Adélia Sousa

Evaluating the performance of multitemporal image compositing algorithms for burned area analysis

The main objective of this study was to compare the adequacy of various multitemporal image compositing algorithms to produce composite images suitable for burned area analysis. Satellite imagery from the NOAA Advanced Very High Resolution Radiometer (AVHRR) from three different regions (Portugal, central Africa, and South America) were used to compare six algorithms, two of which involve the sequential application of two criteria. Performance of the algorithms was assessed with the Jeffries-Matusita distance, to quantify spectral separability of the burned and unburned classes in the composite images. The ability of the algorithms to avoid the retention of cloud shadows was assessed visually with red-green-blue colour composites, and the level of radiometric speckle in the composite images was quantified with the Morans I spatial autocorrelation statistic. The commonly used NDVI maximum value compositing procedure was found to be the least appropriate to produce composites to be used for burned area mapping, from all standpoints. The best spectral separability is provided by the minimum channel 2 (m2) compositing approach which has, however, the drawback of retaining cloud shadows. A two-criterion approach which complements m2 with maximization of brightness temperature in a subset of the data (m2M4) is considered the better method.

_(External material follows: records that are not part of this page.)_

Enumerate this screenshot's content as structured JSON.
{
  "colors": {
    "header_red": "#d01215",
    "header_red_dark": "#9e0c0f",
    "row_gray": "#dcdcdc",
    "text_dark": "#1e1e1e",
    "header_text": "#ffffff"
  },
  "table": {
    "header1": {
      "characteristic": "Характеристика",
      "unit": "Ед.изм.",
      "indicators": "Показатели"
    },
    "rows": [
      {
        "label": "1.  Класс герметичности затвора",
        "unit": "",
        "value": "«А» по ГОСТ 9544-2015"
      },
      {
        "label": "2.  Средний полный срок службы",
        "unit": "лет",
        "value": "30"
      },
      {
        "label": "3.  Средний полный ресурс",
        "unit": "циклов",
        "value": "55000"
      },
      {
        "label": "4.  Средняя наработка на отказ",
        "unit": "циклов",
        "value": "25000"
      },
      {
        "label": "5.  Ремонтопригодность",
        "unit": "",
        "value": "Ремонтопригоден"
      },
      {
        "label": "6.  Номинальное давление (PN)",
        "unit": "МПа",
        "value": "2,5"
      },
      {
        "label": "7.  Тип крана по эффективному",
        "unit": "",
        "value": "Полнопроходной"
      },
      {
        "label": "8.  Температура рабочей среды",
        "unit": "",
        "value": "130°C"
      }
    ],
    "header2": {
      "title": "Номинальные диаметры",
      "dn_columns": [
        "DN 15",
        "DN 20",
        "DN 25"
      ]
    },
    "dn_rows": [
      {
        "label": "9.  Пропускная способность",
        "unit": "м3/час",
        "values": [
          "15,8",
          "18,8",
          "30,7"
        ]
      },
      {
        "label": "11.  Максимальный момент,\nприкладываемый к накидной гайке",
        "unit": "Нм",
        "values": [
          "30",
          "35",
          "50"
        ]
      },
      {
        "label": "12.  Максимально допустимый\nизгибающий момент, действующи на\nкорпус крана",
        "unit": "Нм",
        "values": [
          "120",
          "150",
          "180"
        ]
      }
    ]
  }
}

Functions for aboveground biomass estimation derived from satellite images data in Mediterranean agroforestry systems

Forest biomass has been having an increasing importance in the world economy and in the evaluation of the forests development and monitoring. The main goal of this study is the development of functions for the estimation of aboveground biomass, using crown cover as independent variable, for Quercus rotundifolia, Quercus suber and Pinus pinea in agroforestry systems, both for monospecies and multispecies stands, based on Portuguese data. Crown cover per specie was derived from crown horizontal projection obtained by processing very high spatial resolution satellite images (Quickbird and Worldview-2), with contrast split segmentation method and object-oriented classification. The stand species composition distinguished species and monospecies from multispecies stands. The best model was the one with crown cover and dummy variables for composition as explanatory variables, reflecting the differences between species and stand structure. Aboveground biomass with this function should ideally be calculated with the grid areas applied in this study, though similar accuracies can be obtained for other grid sizes.

Above‐Ground Biomass Estimation with High Spatial Resolution Satellite Images

Assessment and monitoring of forest biomass are frequently done with allometric functions per species for inventory plots. The estimation per area unit is carried out with an extrapolation method. In this chapter, a review of the recent methods to estimate forest above‐ground biomass (AGB) using remote sensing data is presented. A case study is given with an innovative methodology to estimate above‐ground biomass based on crown horizontal projection obtained with high spatial resolution satellite images for two evergreen oak species. The linear functions fitted for pure, mixed and both compositions showed a good performance. Also, the functions with dummy variables to distinguish species and compositions adjusted had the best performance. An error threshold of 5% corresponds to stand areas of 8.7 and 5.5 ha for the functions of all species and compositions without and with dummy variables. This method enables the overall area evaluation, and it is easily implemented in a geographic information system environment.

Differential vineyard fertilizer management based on nutrient,s spatio-temporal variability

Conventionally, vineyard fertilizer management has been based on information from composite soil samples and no account has been taken of the existing spatial variability in soil fertility. This study presents a quantitative analysis of soil phosphorus (P2O5) and potassium (K2O) content as well as pH carried out in an 80 ha vineyard, during 2011 and 2013 in order to identify their spatial variability and temporal stability. Additionally a quantitative analysis of plant P2O5 and K2O content was carried out in 2013 with the objective of evaluating the spatial variability of plant nutrients.In 2013 a contact sensor was used to survey soil apparent electrical conductivity (ECa) and an active optical sensor was used to measure the plant Normalized Difference Vegetation Index (NDVI). The results showed a low potential for implementing site-specific management of phosphorus fertilizer but an interesting potential for implementing site-specific management of potassium fertilizer and pH correction. The concentration of P2O5 and K2O in the plant showed a CV<30%, with adequate values in almost the entire area of the field, in contrast to the concentration of these main macronutrients in the topsoil. These results show that for differential nutrient management of vineyards, plant nutrient concentration is a more stable tool than soil nutrients concentration. The ECa and the NDVI presented weak correlations with soil and plant concentration of, , respectively, P2O5 and K2O, which shows that further development of vegetation operational sensors is needed to support decision making in the vineyard fertilization management.